Lui-même, croyant sincère, s'était successivement converti au catholicisme puis au calvinisme.
Thierry Wanegffelen laissera le souvenir d'un inlassable découvreur et lecteur de textes difficiles ou ambigus dans lesquels il savait déceler de subtiles inflexions religieuses. Au total, c'est tout un paysage religieux, infiniment plus complexe qu'on ne l'avait cru jusque-là, qui se dévoilait ici.
La suite confirmera le statut singulier que Thierry Wanegffelen s'était acquis par ce livre fondateur. Il alterne ainsi manuels (nouvelle édition avec Jean Delumeau du classique Naissance et affirmation de la Réforme, PUF, 1997) et livres de recherche (Une difficile fidélité : catholiques malgré le Concile en France, XVIe- XVIIe siècle, PUF, 1999). Il aborde tour à tour l'histoire de la tolérance (L'Edit de Nantes : une histoire européenne de la tolérance, XVIe-XXe siècle, Librairie générale française, 1998), l'histoire des grandes figures de la politique de pacification des troubles comme Michel de L'Hospital et Catherine de Médicis (Catherine de Médicis. Le pouvoir au féminin, Payot, 2005) et enfin l'histoire des femmes au pouvoir (Le Pouvoir contesté. Souveraines d'Europe à la Renaissance, Payot, 2008).

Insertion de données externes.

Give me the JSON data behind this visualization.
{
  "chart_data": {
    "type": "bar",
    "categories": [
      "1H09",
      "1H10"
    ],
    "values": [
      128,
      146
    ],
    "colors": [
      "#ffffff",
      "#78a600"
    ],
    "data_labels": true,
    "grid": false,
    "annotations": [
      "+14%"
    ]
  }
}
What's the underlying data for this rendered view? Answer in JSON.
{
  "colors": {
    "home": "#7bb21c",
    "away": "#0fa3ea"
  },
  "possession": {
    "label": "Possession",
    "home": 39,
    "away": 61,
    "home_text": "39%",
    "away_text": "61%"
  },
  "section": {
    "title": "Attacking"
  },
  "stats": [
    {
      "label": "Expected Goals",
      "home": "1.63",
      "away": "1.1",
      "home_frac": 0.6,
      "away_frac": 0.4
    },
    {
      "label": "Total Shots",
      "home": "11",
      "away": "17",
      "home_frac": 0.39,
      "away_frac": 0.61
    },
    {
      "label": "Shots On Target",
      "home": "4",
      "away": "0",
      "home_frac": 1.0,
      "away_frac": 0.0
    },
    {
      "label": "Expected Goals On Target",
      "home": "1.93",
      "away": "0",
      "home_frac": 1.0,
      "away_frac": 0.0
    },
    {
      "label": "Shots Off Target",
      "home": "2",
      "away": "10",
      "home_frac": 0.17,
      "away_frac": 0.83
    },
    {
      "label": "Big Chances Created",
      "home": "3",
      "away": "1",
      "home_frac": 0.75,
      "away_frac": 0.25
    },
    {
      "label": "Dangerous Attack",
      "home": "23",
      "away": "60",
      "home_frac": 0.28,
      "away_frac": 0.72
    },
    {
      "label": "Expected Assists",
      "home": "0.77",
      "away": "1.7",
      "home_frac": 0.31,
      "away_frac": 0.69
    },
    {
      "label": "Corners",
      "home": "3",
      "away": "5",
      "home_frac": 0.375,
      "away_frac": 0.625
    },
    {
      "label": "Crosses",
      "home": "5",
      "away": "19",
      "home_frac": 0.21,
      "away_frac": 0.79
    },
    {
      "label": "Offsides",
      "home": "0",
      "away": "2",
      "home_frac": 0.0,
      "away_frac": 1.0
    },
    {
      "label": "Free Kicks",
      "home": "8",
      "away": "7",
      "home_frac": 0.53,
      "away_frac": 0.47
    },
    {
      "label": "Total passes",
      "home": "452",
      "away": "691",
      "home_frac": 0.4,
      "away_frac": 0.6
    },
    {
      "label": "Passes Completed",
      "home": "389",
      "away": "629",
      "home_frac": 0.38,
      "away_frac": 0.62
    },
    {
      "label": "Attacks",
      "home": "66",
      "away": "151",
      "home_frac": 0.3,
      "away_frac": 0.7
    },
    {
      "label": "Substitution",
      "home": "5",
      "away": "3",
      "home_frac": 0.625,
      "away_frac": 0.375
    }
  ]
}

Mais la diversité des territoires parcourus en quelques années ne retire rien à la cohérence du projet inauguré avec Ni Rome ni Genève, dont l'intuition originelle est prolongée de livre en livre : écrire une histoire du sujet agissant dans l'histoire, des marges de manoeuvre que lui ménagent les contraintes du monde, des tourments que cette liberté même soulève chez celui qui veut agir en conscience.
Thierry Wanegffelen annonçait une biographie d'Elisabeth Ire et une réflexion sur la naissance du monde moderne : il faut espérer qu'il avait eu le temps de les avancer assez pour qu'ils voient prochainement le jour.
Olivier Christin historien, président de l'université Lyon-II.